Don’t take my word for it. According to that well-known bastion of non-propagandistic, 100% totally objective news reporting, RFE/RL, ‘A top NATO adviser on Russian Internet propaganda and disinformation campaigns says U.S. actor Morgan Freeman appears to have been targeted by “coordinated, pro-Kremlin social-media attacks”.’ Actually, Rolf Fredheim, the alleged ‘top NATO advisor’, is just a ‘data analyst’, and at the Riga-based NATO Strategic Communications Centre for Excellence, not at NATO. The Centre is just ‘accredited by NATO’, which according to the Centre’s website means simply that it’s one of several facilities ‘recognized by the Alliance for their expertise’. But let’s put that to one side for the moment. It’s RFE/RL, after all. Details, details. What matters is what Herr Fredheim has to say, which is the following:

Fredheim told RFE/RL on September 21 that he could not say whether the avalanche of recent English-language attacks against Freeman on Twitter, YouTube, and other social media were directly coordinated by the Kremlin. But he said the timing and similarity of many of the initial attacks suggest an army of pro-Kremlin, online trolls may have taken a cue from the criticism of Freeman by Kremlin spokesman Dmitry Peskov on September 20, one day after the Freeman video’s release. ‘It does look very highly coordinated, because you’re seeing something on multiple platforms at the same time communicating the same message,’ Fredheim said. ‘It’s more than just a teenager in the basement. It could be many teenagers in many basements. But it could also be something more sophisticated than that…the St. Petersburg troll factories, for instance. It could be an example of some kind of Russian troll-farm output.’

So, our ‘top NATO advisor’ admits that he has no evidence that the flood of articles, blog posts, and Twitter and Facebook messages linking to Freeman’s video and poking fun at it, are ‘coordinated by the Kremlin’, but he feels confident enough nonetheless to say that it’s likely the case, because it involves multiple messages on multiple platforms, something which could only be achieved by a coordinating centre, and couldn’t possibly be the result of lots of individuals deciding that this was such blithering nonsense that they really ought to comment on it on whatever type of media they happen to choose.

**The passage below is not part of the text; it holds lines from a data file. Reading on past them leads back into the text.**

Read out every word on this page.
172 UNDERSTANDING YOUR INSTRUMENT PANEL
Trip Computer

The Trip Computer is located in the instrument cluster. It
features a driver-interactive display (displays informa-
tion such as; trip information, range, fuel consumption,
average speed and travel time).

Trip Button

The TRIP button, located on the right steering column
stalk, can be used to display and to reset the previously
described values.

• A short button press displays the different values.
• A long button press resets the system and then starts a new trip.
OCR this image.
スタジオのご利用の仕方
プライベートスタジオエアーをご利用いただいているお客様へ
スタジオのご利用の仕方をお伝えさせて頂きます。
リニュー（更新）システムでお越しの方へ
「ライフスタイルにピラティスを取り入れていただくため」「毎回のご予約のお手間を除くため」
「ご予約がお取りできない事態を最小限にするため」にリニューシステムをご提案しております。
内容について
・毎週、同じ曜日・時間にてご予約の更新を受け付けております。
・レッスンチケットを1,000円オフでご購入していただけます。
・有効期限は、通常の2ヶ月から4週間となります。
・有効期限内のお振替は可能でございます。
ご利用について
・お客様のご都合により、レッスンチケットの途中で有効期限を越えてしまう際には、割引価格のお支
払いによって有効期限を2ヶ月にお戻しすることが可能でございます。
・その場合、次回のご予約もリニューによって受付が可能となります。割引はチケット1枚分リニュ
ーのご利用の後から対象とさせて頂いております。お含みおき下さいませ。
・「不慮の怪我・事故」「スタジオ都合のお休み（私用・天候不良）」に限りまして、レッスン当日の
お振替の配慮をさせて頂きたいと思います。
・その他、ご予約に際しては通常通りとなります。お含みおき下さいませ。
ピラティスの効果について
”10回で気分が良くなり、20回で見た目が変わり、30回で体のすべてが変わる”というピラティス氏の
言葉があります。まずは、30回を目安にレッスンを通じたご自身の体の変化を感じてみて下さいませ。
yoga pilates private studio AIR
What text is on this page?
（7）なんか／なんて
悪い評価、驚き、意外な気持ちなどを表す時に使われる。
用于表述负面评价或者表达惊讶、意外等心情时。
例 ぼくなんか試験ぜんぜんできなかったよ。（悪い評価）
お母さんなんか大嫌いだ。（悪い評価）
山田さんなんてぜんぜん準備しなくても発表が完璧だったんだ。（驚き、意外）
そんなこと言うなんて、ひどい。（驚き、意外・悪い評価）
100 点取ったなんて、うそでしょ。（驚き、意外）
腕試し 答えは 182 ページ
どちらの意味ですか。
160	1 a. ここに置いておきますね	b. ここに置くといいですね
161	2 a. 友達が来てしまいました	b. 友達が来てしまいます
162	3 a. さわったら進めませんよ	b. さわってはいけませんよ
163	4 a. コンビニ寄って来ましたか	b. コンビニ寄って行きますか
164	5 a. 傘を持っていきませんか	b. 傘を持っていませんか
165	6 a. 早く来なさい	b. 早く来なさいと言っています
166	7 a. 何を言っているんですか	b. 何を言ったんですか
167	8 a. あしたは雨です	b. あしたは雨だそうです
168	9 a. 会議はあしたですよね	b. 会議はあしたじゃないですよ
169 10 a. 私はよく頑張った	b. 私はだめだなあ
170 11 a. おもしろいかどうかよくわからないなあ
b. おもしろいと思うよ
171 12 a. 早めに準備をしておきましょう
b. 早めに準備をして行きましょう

Take  for example, Bloomberg’s Leonid Bershidsky, who wrote a scathing article about the video a couple of days ago.  Kremlin troll, obviously! And Fox New’s Tucker Carson, who tackled the issue on his talk show. Troll, too. Must be. And myself … Well, you all know that I’m taking payment from the Kremlin; it’s how I bought my Ferrari.

matchbox-ferrari-testarossa

The funny thing is that the ‘Freeman is a victim of Kremlin trolls’ story has itself gone sort of viral, as other Western media outlets pick it up, and Tweeters and Facebookers spread the word. ‘The legendary American actor is a pariah in Russia,’ says the Washington Post, ‘with Kremlin officials, Russian talking heads and pro-Putin social media trolls ganging up to denounce Freeman. The all-hands-on-deck response suggests a concerted Russian effort to discredit the actor via social media.’ ‘Russian trolls are waging war on Morgan Freeman,’ shouts Viceciting RFE/RL. ‘Russia has aimed its entire media arsenal at the veteran Hollywood actor Morgan Freeman,’ proclaims the BBC.  Blogs are getting in on the act. ‘Is nothing sacred?’ asks the Codebringer, complaining about the Russian trolls’ attacks on Mr Freeman. It’s just one of many such complaints one can find in a couple of seconds through a Google search. And it’s on Twitter and Facebook too, as people share the stories from RFE/RL, the BBC, Vice, and so on. In short, the story’s spreading far and wide.

Well, golly gosh. It seems that we are ‘seeing something on multiple platforms at the same time communicating the same message.’ Very suspicious. This phenomenon can’t be spontaneous, can it, Mr Fredheim? You’ve said so. Somebody must be coordinating it. A NATO troll factory, maybe? I demand we be told the truth.